In a league of their own. | Knutsford Times

In a league of their own.

By on July 15, 2009

It was about ten to twelve, I had my pad prepped and spare pens to the ready. Quickly I scanned through my questions, reordering them for the fifth time. Everything set, only one little problem, it’s childcare day.

Charlotte crawled out clumsily from the other side of the sofa, looking at me with her endearing toothy grin, and reminded me that the live baby soundtrack had a very real possibility of unwelcomed playback during my interview. A plan was needed.

My macintoch on-screen clock told me that it was time to make the scheduled call, so I picked up the handset and jabbed in Joanne’s number. After a quite a few rings I was greeted with a soft yet relaxed yorkshire accent making me feel at ease instantly. I thought it made sence to come clean about Charlotte, explaining that we might be joined half way though and that If possible I could re-arrange the interview.

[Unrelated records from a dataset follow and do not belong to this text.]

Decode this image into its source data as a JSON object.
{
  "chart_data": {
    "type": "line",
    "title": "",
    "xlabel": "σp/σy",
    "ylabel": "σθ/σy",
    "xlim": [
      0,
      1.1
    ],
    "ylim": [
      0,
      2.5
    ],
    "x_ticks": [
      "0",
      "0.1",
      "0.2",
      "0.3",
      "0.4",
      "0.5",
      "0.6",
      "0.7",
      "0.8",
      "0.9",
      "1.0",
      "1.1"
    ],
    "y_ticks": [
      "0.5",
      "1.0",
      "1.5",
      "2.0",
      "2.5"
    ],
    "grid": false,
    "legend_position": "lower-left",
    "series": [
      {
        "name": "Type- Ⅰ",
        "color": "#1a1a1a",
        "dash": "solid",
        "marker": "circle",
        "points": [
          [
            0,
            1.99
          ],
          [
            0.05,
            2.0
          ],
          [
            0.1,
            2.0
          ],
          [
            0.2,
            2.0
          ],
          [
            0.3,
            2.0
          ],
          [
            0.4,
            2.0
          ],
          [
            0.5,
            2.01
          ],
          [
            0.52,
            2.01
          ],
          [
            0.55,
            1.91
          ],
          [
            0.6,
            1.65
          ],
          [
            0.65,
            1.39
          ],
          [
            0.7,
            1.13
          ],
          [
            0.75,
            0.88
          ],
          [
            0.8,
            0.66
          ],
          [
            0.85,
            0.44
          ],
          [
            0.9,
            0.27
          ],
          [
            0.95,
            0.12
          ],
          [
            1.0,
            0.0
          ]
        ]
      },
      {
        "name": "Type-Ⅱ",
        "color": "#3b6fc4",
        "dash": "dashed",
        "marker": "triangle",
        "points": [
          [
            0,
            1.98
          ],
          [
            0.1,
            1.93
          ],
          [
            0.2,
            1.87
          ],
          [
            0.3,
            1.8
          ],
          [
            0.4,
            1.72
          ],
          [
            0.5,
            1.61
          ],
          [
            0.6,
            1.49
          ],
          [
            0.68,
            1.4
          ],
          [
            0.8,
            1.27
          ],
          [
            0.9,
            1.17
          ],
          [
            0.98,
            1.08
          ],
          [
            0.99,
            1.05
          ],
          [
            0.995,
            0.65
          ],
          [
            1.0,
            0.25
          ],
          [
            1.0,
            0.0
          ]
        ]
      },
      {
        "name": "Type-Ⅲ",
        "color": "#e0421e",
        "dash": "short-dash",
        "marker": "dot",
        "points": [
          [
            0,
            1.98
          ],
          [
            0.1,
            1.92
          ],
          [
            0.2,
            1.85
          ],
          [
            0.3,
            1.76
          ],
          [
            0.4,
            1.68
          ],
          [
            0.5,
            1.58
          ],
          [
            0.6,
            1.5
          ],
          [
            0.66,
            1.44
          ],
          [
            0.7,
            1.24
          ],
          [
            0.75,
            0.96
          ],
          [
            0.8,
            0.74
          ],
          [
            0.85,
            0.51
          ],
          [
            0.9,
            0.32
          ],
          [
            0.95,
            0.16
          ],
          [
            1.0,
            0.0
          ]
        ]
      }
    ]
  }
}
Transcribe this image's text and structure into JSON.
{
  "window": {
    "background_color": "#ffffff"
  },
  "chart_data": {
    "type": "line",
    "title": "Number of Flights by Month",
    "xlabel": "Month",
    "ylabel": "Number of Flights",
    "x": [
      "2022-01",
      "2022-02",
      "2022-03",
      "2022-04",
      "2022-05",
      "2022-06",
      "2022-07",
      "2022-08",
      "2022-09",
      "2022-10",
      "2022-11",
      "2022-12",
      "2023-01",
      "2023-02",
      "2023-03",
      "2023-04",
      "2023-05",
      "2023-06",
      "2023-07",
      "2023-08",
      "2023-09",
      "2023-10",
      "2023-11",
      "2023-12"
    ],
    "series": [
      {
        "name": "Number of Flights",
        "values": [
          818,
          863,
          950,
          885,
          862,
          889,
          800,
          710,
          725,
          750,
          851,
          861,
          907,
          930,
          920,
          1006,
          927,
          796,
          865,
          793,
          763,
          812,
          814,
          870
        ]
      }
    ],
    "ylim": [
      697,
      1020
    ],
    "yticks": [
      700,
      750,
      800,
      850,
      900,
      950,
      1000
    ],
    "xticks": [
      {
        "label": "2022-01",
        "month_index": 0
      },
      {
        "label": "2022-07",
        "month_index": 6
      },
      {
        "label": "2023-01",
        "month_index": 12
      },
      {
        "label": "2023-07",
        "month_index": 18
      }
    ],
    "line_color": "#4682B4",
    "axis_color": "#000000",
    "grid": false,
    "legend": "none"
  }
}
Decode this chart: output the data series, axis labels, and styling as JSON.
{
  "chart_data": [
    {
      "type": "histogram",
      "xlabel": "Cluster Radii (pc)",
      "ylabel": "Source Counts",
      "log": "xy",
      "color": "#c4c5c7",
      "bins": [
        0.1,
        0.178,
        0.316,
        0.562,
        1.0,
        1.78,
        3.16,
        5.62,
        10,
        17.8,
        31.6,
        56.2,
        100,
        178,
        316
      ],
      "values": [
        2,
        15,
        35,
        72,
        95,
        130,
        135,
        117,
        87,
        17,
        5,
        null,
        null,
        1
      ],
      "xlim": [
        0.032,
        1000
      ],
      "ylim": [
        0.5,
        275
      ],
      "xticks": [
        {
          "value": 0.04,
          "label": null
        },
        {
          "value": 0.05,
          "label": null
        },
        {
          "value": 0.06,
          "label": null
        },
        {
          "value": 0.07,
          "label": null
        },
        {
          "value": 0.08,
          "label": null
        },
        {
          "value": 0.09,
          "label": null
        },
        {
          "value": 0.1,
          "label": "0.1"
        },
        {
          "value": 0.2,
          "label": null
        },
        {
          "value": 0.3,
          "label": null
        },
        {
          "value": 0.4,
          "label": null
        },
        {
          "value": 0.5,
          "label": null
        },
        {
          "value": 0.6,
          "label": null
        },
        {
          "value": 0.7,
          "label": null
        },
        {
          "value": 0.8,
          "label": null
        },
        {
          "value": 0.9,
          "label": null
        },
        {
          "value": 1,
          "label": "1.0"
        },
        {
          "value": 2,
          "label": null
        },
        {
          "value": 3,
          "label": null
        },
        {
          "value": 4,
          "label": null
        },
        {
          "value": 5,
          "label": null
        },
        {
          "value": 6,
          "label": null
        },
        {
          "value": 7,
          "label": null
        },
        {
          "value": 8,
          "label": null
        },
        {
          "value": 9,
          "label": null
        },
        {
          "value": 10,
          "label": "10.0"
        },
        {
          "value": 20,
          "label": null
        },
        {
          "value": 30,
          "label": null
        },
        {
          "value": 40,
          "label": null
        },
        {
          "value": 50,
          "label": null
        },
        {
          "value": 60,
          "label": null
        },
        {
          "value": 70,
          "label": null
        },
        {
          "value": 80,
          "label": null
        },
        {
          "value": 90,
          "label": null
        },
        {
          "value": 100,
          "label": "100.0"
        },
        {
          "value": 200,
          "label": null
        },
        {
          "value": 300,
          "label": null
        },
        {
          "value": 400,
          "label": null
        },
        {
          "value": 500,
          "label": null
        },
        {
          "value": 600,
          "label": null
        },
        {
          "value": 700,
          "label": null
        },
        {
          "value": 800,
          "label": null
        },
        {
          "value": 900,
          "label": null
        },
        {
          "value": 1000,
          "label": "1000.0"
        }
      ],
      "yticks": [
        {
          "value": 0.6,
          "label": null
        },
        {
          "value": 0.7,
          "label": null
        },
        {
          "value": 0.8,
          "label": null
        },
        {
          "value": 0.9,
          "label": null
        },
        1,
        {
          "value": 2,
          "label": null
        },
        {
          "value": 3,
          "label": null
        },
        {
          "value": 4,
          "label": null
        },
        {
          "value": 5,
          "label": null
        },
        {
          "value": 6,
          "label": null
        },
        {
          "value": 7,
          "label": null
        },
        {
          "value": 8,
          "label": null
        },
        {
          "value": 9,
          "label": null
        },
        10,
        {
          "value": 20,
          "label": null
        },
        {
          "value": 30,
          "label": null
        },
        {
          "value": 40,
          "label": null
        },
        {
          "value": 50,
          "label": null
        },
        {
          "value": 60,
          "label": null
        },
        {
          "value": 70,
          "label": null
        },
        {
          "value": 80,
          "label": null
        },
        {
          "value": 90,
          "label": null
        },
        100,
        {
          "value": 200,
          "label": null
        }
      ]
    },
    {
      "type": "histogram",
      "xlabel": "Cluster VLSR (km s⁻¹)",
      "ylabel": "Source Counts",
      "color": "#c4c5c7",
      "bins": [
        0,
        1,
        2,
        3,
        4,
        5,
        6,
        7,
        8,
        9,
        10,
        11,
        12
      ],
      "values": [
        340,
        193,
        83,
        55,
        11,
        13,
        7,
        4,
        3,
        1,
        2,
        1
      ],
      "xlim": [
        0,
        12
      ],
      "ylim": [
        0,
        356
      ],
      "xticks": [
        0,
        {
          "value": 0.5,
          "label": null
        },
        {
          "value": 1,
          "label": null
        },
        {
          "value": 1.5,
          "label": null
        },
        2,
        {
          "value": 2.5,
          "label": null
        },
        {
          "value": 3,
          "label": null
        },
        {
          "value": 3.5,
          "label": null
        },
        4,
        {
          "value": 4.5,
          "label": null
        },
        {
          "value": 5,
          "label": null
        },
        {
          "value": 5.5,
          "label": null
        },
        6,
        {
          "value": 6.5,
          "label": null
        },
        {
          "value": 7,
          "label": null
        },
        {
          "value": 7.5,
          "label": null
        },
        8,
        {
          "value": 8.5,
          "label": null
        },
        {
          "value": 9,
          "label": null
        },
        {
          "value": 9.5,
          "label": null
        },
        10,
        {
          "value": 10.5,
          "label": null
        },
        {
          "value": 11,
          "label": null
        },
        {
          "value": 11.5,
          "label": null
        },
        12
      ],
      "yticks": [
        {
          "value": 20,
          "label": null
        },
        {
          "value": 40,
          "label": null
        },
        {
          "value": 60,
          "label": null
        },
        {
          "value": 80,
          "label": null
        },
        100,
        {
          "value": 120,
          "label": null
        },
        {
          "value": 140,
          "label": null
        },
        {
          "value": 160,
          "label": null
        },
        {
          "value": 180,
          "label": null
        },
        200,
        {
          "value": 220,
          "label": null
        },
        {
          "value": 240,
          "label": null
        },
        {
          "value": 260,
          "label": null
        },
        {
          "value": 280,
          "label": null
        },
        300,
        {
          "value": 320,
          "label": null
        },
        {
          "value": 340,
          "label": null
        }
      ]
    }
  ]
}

“No, don’t worry about it, I’m used to it by now” Jonanne said and with that I began to probe with my simple list of somewhat beige questions mixed with a gentle sell about the Knutsford Times. Joanne struck me as a very genuine and interested person with an interest in the Knutsford Times community news project.

Joanne, like all of the 80’s musos, is part of that original modern-era pop royalty that still continue to perform successfully, and to add, perform internationally. Although Joanne hasn’t visited Knutsford before, she was genuinely looking forward to playing on the 2nd of August at Tatton. “I have never been to Knutsford before, its odd really as its not that far away so I don’t know why I’ve never been before”

Resisting the usual how did it all start rigmarole, I elected to quiz her on the original career path just prior to music. “Well I was training to be a psychologist and get a proper job, knuckle down, get a career as I was never really into playing music, but it was the next step as we were all serious listeners of music.”

The Human League only toured twice during the eighties, their then record company restricted them from live public performances as they felt that it might damage record sales. “It wasn’t a confidence issue performing live but it was all about image in those days.” Thankfully not all music and haircuts from the era has been revived to haunt us in our adulthood but, for those that have gone the distance, retro pop is obviously successful.

The Human League played at Thetford on the 9th July and their more recent gig in Shrewsbury was yet another sellout performance for the group, albeit a wet one. “That was great, but the gig on Saturday at Shrewsbury was all going well until the rain came down. The amazing thing was that people didn’t run for cover or go home, they just stayed, dealt with the rain and enjoyed the music!” she remarked. Their recent tour in Australia saw them feature at the V festival In Melbourne and Perth where the rain drove people under cover and even threatened to cancel the gig.

That British spirt is the essence behind us laughing off problems, muddling through and just “getting on with it.” It drives our music festival culture and yet harks back to our more forgiving and hardier past. It is the past that comes back to entertain us all over again, through these national and interntatinal revival concerts, to keep us all smiling and recovering lyrics engraved in the mind from endlessly singing into tennis racket handles, pencil cases and other makeshift microphones.

They have been performing live now for the past two years and thoroughly enjoy the experience. “Yeah, it’s great fun and it’s all different now as there arn’t the same egos as there was back then, it’s more camaraderie, actually Carol Decker waited about for us at one venue just to say hello, introduce herself” I did wonder if there was a kind of great big revival get together back stage but sadly, due to schedules, bookings and perhaps a little fatigue everyone just shoots off.

At this point in the interview, Charlotte had come about and began her bring tonsils and lungs online to test my so far so good chat. Luckily I was pre-armed with a small bag of dried fruit bits and an odd yoghurty coating. Her two “I’m not missing anything daddy” eyes tracked my actions as I skidded a few of the tasty little beads across the wooden floor.

With so many tracks played over and over again, I guessed that there would be a specific track that hadn’t faded in real personal enjoyment. “Electric Dreams, everytime. When it was being recorded we were both away and didn’t get the chance to perform on the single. They ended up finding a two girls that sounded like us, but it’s become our anthem now”

The group are in the studio, this time at a more relaxed pace working on a new album. Joanne didnt give me any more information about the project. “Its just not even finished yet, it’s ongoing but it’s due to come out next year some time. It’s not a rush job I suppose, just a little bit of laziness really”

I felt the climbing hands of my daughter and looked down only to see Charlottle looking up at me with a dried berry crammed between her two front teeth. The signal to end the interview was nigh. I was pretty much done apart from two pointlesly cheesy questions I had scrubbed out. After thanking her for the interview and time taken the call was ended as the task of notes translation began.

You can see the Human League perfrom live at the Back to the Eighties picnic in the park at Tatton on the 2nd of August. You can book online here, that is, if there are still tickets left.